Philip Miller, acting field office director in New Orleans for ICE, denied all these assertions. He said medical screening and provision of toiletries followed standards.

“We are also reviewing how an updated phone system might be more helpful to the detainees,” he added.

According to advocates, the problems in Louisiana can be traced to a lack of any legally enforceable standards regulating immigrant detention centers. The standards currently in place are little more than guidelines, and so lack the teeth to safeguard detainees’ health and due process.

Four-fifths of the country’s immigrant detainees are held in some 350 privately run facilities (such as the South Louisiana Correctional Center) or state and local jails under contract with the federal government. Advocates say the outsourcing of immigrant detention means there’s an urgent need for clear and forceful standards.

3617552187_9d8619e2a3Between 1998 and 2000, the American Bar Association (ABA) collaborated with the now-defunct Immigration and Naturalization Service, or INS, to create 36 standards for immigrant detention centers, governing areas such as contact with family, legal information, outdoor recreation and medical attention. The ABA lawyers urged the INS to adopt standards and rules that were binding and legally enforceable, but INS chose not to do so.

To a large degree, these standards remained in place until September 2008, near the end of President Bush’s second term, when 41 “Performance Based National Detention Standards” were issued. According to a report published last month by the National Immigration Law Center, the new rules also “have not been issued as enforceable regulations.”

Advocates, frustrated by the lack of enforceable standards, thought they had a chance at winning them with the inauguration of President Barack Obama earlier this year. A court petition filed by Michael Wishnie, Yale University law professor, and Paromita Shah of the National Lawyer’s Guild, asked the Obama administration to create binding standards. The petition was denied in a July 27 letter by Napolitano’s deputy Jane Holl Lute, who argued current standards were sufficient.

She also wrote, in defense of the current “performance based” standards, that several nongovernmental organizations, including the American Bar Association, had worked with ICE to develop them.

The letter does not mention, however, that the association had asked for legally enforceable standards as early as the late 1990s.

In a report issued July 28, based on 18,000 pages of previously unreleased documents pertaining to ICE’s own reviews of its immigrant detention facilities, the National Immigration Law Center found “… widespread and severe violations” of the government’s own standards for immigrant detention.
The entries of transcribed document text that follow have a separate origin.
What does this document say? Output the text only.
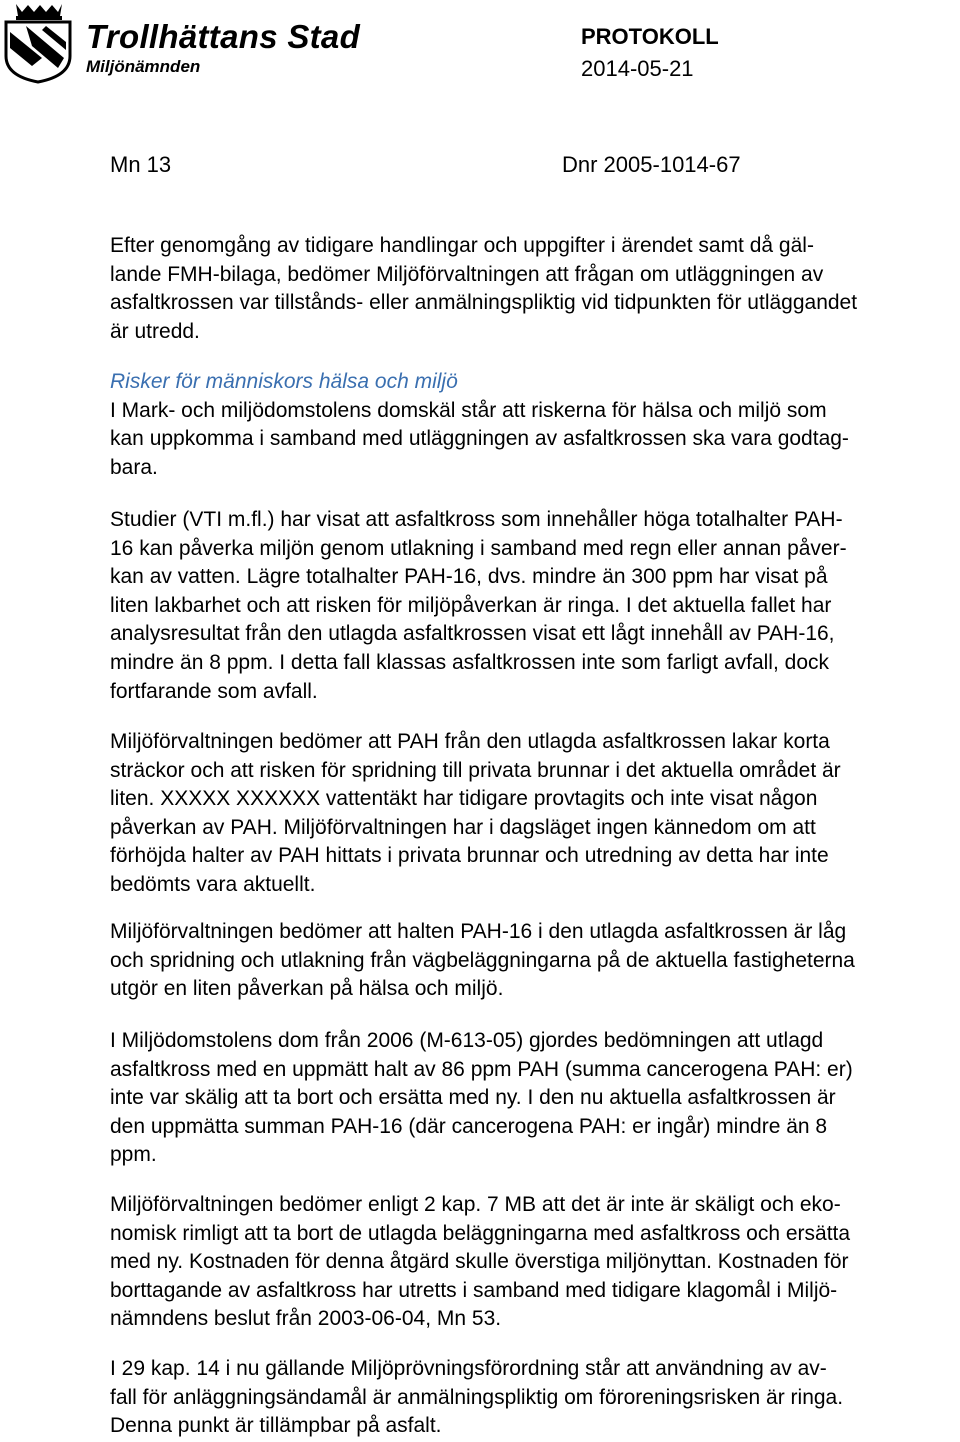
Trollhättans Stad
Miljönämnden
PROTOKOLL
2014-05-21
Mn 13	Dnr 2005-1014-67
Efter genomgång av tidigare handlingar och uppgifter i ärendet samt då gäl-
lande FMH-bilaga, bedömer Miljöförvaltningen att frågan om utläggningen av
asfaltkrossen var tillstånds- eller anmälningspliktig vid tidpunkten för utläggandet
är utredd.
Risker för människors hälsa och miljö
I Mark- och miljödomstolens domskäl står att riskerna för hälsa och miljö som
kan uppkomma i samband med utläggningen av asfaltkrossen ska vara godtag-
bara.
Studier (VTI m.fl.) har visat att asfaltkross som innehåller höga totalhalter PAH-
16 kan påverka miljön genom utlakning i samband med regn eller annan påver-
kan av vatten. Lägre totalhalter PAH-16, dvs. mindre än 300 ppm har visat på
liten lakbarhet och att risken för miljöpåverkan är ringa. I det aktuella fallet har
analysresultat från den utlagda asfaltkrossen visat ett lågt innehåll av PAH-16,
mindre än 8 ppm. I detta fall klassas asfaltkrossen inte som farligt avfall, dock
fortfarande som avfall.
Miljöförvaltningen bedömer att PAH från den utlagda asfaltkrossen lakar korta
sträckor och att risken för spridning till privata brunnar i det aktuella området är
liten. XXXXX XXXXXX vattentäkt har tidigare provtagits och inte visat någon
påverkan av PAH. Miljöförvaltningen har i dagsläget ingen kännedom om att
förhöjda halter av PAH hittats i privata brunnar och utredning av detta har inte
bedömts vara aktuellt.
Miljöförvaltningen bedömer att halten PAH-16 i den utlagda asfaltkrossen är låg
och spridning och utlakning från vägbeläggningarna på de aktuella fastigheterna
utgör en liten påverkan på hälsa och miljö.
I Miljödomstolens dom från 2006 (M-613-05) gjordes bedömningen att utlagd
asfaltkross med en uppmätt halt av 86 ppm PAH (summa cancerogena PAH: er)
inte var skälig att ta bort och ersätta med ny. I den nu aktuella asfaltkrossen är
den uppmätta summan PAH-16 (där cancerogena PAH: er ingår) mindre än 8
ppm.
Miljöförvaltningen bedömer enligt 2 kap. 7 MB att det är inte är skäligt och eko-
nomisk rimligt att ta bort de utlagda beläggningarna med asfaltkross och ersätta
med ny. Kostnaden för denna åtgärd skulle överstiga miljönyttan. Kostnaden för
borttagande av asfaltkross har utretts i samband med tidigare klagomål i Miljö-
nämndens beslut från 2003-06-04, Mn 53.
I 29 kap. 14 i nu gällande Miljöprövningsförordning står att användning av av-
fall för anläggningsändamål är anmälningspliktig om föroreningsrisken är ringa.
Denna punkt är tillämpbar på asfalt.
These violations included facilities that didn’t offer outdoor recreation, did not provide enough mail or phone contact with lawyers or family, and “failed to provide adequate medical screening of newly arriving detainees, thus placing their health, or even lives, at risk.”

“There’s no question that the nation’s immigrant detention system is broken to its core,” the report says. It recommends not only legally enforceable standards and a halt to the immigrant detention system’s growth, but also for alternatives to detention for immigrants.

Advocates were encouraged when two U.S. senators took up the detention issue last week, introducing legislation July 30 that seeks to protect immigrant detainees from death and abuse by making detention standards the law.

“Let’s make it clear – a detention should never amount to a death sentence,” said a statement from New Jersey Sen. Robert Menendez, the bill’s co-sponsor, along with New York Sen. Kirsten Gillibrand. “These legislative initiatives will help reinforce what our great country has always stood for: liberty, the rule of law and basic human rights.”

“These two legislators recognized this particular issue needs to stand out,” says Amy Gottlieb, director of the Immigrant Rights Program for the American Friends Service Committee in Newark, N.J., a state that contains seven immigration detention centers. “I feel there’s a moment of opportunity to make a difference on the policy level.”

But even standards with legal teeth will need time to change the system.

“There’s so little accountability for ICE at this time, it’s going to take a long time for the culture to change, even if we get regulations and statutes,” she says.